In a conversation with BusinessLine, Verma said the evaluation of start-ups has to be done in a conscious manner but away from the usual metrics such as balance sheet and profit.

“Ultimately, there is a judgemental element involved in it. How much equity has come in, what is the burn rate of that equity,” he noted.

While cash burn is a part of the analysis done by the bank for lending support to such start-ups, Verma said it does not mean that the bank won’t lend to them.

“It means that you assess whether they have plans and you believe those plans to come out of the cash burn to reduce the cash burn,” he said.

In its announcement earlier this month, HSBC India said the lending support would be sector agnostic and used to leverage opportunities across a wide gamut of industries in the start-up ecosystem.

Growth opportunities

Verma also expressed confidence over the recovery in credit demand post the pandemic and said there are a lot of growth opportunities in the corporate, mid-corporate, and SME segments.
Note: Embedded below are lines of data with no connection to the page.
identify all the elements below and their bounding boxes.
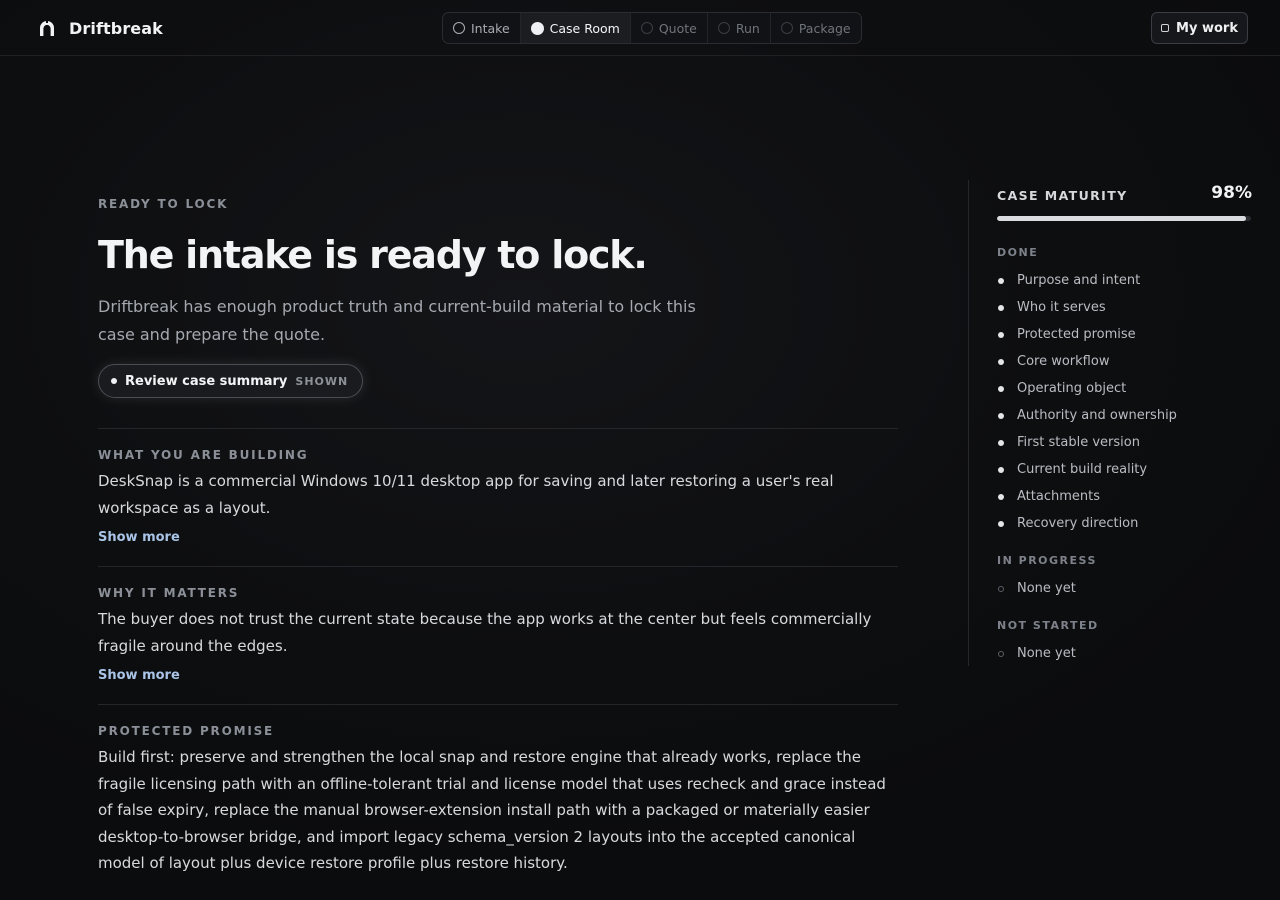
step-label: Package (798, 20, 851, 36)
maturity-title: CASE MATURITY (997, 188, 1128, 203)
step-status-icon (780, 22, 793, 34)
section-title: WHY IT MATTERS (98, 586, 240, 600)
step-status-icon (640, 22, 653, 34)
page-description: Driftbreak has enough product truth and … (98, 297, 696, 344)
list-item: None yet (997, 575, 1258, 602)
step-label: Intake (471, 20, 510, 36)
step-label: Quote (658, 20, 697, 36)
driftbreak-logo-icon (40, 19, 54, 36)
step-run[interactable]: Run (708, 13, 771, 43)
list-item: Operating object (997, 375, 1258, 402)
top-bar: Driftbreak Intake Case Room Quote Run Pa… (0, 0, 1280, 56)
dot-icon (111, 378, 117, 384)
step-case-room[interactable]: Case Room (520, 13, 631, 43)
review-label: Review case summary (125, 373, 288, 389)
in-progress-list: None yet (997, 575, 1258, 602)
review-state-badge: SHOWN (295, 374, 349, 388)
group-title-in-progress: IN PROGRESS (997, 554, 1097, 567)
list-item: First stable version (997, 429, 1258, 456)
maturity-progress-bar (997, 216, 1251, 221)
empty-dot-icon (998, 585, 1004, 592)
review-case-summary-button[interactable]: Review case summary SHOWN (98, 364, 364, 398)
maturity-progress-fill (997, 216, 1246, 221)
step-package[interactable]: Package (771, 13, 861, 43)
not-started-list: None yet (997, 640, 1258, 667)
step-status-icon (453, 22, 465, 34)
list-item: Current build reality (997, 456, 1258, 483)
filled-dot-icon (998, 304, 1004, 311)
section-body: DeskSnap is a commercial Windows 10/11 d… (98, 472, 834, 517)
app-name: Driftbreak (69, 18, 163, 38)
step-intake[interactable]: Intake (443, 13, 521, 43)
list-item: Who it serves (997, 294, 1258, 321)
list-item: Core workflow (997, 348, 1258, 375)
case-maturity-panel: CASE MATURITY 98% DONE Purpose and inten… (968, 180, 1258, 666)
empty-dot-icon (998, 650, 1004, 657)
show-more-link[interactable]: Show more (98, 668, 180, 683)
section-body: Build first: preserve and strengthen the… (98, 748, 886, 872)
maturity-header: CASE MATURITY 98% (997, 183, 1258, 214)
list-item: Purpose and intent (997, 267, 1258, 294)
group-title-done: DONE (997, 246, 1039, 259)
list-item: None yet (997, 640, 1258, 667)
section-what-you-are-building: WHAT YOU ARE BUILDING DeskSnap is a comm… (98, 428, 898, 566)
filled-dot-icon (998, 466, 1004, 473)
maturity-percent: 98% (1211, 183, 1252, 203)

“Our own credit book is growing very fast and at a much faster pace than the market. But credit growth even in the market, is in the mid-teens, which is pretty good credit demand despite inflation,” he said.

The bank is focussing not only on existing corporate and mid-corporate customers but also sourcing and originating more business with existing and newer clients.

Apart from tech start-ups, there are a number of opportunities in wholesale banking in traditional companies in sectors including manufacturing, chemicals, and construction.

HSBC India’s SME book has grown at a CAGR of around 40 per cent over the last four years and is currently about ₹11,000 crore.